I live in a world where this kind of thing happens all too often. In real life. Boys and girls whose lives and upbringings have brought them to a place where negotiating and making peace are skills that have thus far eluded them find themselves having the same kind of confrontations that their elder TV counterparts have. Only not as nearly well choreographed. And the injuries are more along the bumped heads and bloody nose variety, rather than the trickle of blood from the corner of the mouth. Captain Kirk style.
In Cobra Kai-land, these continued escalations tend to show up once an episode, without any adult intervention. This is probably because the adults involved are having their own challenges negotiating their relationships without violence. The same could be said of the conflicts that take place on the playground and in the hallways of my school. Except the adults here at school are expected to intervene and make sense of the uproar. The parents who send their kids to school ready to "defend themselves" rarely consider that this kind of support is what contributes to the problem. When you are nine years old, you can't always discern the finer points of "defending yourself." On an all too frequent basis, I have asked a student why they hit, kicked, pinched, shoved a classmate. Their response: "He was looking at me." There is no record of anyone being harmed by heat vision at our school.

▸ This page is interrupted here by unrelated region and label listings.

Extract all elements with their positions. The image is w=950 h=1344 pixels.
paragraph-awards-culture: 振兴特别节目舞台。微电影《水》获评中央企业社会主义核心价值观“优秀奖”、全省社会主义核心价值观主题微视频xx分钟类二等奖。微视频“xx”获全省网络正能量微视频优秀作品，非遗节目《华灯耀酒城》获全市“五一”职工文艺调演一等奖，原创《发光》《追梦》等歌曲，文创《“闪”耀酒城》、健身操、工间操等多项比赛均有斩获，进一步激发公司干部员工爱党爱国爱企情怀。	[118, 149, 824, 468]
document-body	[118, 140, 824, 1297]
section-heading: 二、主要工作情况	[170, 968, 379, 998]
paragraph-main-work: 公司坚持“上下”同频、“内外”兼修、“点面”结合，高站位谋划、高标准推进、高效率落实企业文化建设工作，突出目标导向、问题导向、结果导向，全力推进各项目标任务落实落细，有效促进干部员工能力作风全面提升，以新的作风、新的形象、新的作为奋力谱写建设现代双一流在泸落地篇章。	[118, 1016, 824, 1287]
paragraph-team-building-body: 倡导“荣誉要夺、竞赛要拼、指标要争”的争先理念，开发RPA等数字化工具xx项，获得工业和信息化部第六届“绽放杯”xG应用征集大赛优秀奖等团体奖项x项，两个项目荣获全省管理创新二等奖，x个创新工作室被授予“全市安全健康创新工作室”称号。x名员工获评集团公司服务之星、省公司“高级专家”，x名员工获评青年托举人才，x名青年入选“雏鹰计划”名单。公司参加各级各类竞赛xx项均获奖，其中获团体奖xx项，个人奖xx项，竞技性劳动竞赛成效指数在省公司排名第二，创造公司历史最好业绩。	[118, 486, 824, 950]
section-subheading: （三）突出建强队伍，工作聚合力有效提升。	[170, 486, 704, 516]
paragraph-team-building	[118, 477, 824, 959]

All it would really take is one parent to step up and say that they didn't want their child to fight. At all.
Sadly, there are not very many good examples in our culture and our media of this kind of wisdom. Lots of folks tend to fast forward past that Jesus suggestion of turning the other cheek. It's not a sign of weakness, but rather it is inner strength that we all need to have in order to love if not at least tolerate our neighbor.
Rather than a roundhouse kick and a punch to the throat.
1 comment:
This, thankfully has not been my experience. A studio teaching martial arts typically holds up examples of restraint and good judgement with a spotlight. I witnessed first hand, normal operations halt for the telling of these moments in the real world. In this culture, where accolades were doled out generously for accomplishing incremental tests of memory and physical skill, this kind of inaction and self control received exceptional praise. Is my Son privileged to have had access to this? Yes. Thankfully he has all the lessons inside and uses them consistently, with integrity. Has it been tested in the real world, away from our privileged little community? Yes. And yes there were fights in his school. The parents weren't consistently honorable in their pursuit to defend their kid. He noticed and learned from that as well.
But you're on the front lines of little human building. Your example of culture and media missing the point is mostly true. It does seem to win out in entertainment but plenty of role-playing and entertainment get the complicated inner nuance right. It's harder to find. But I guess that's your point.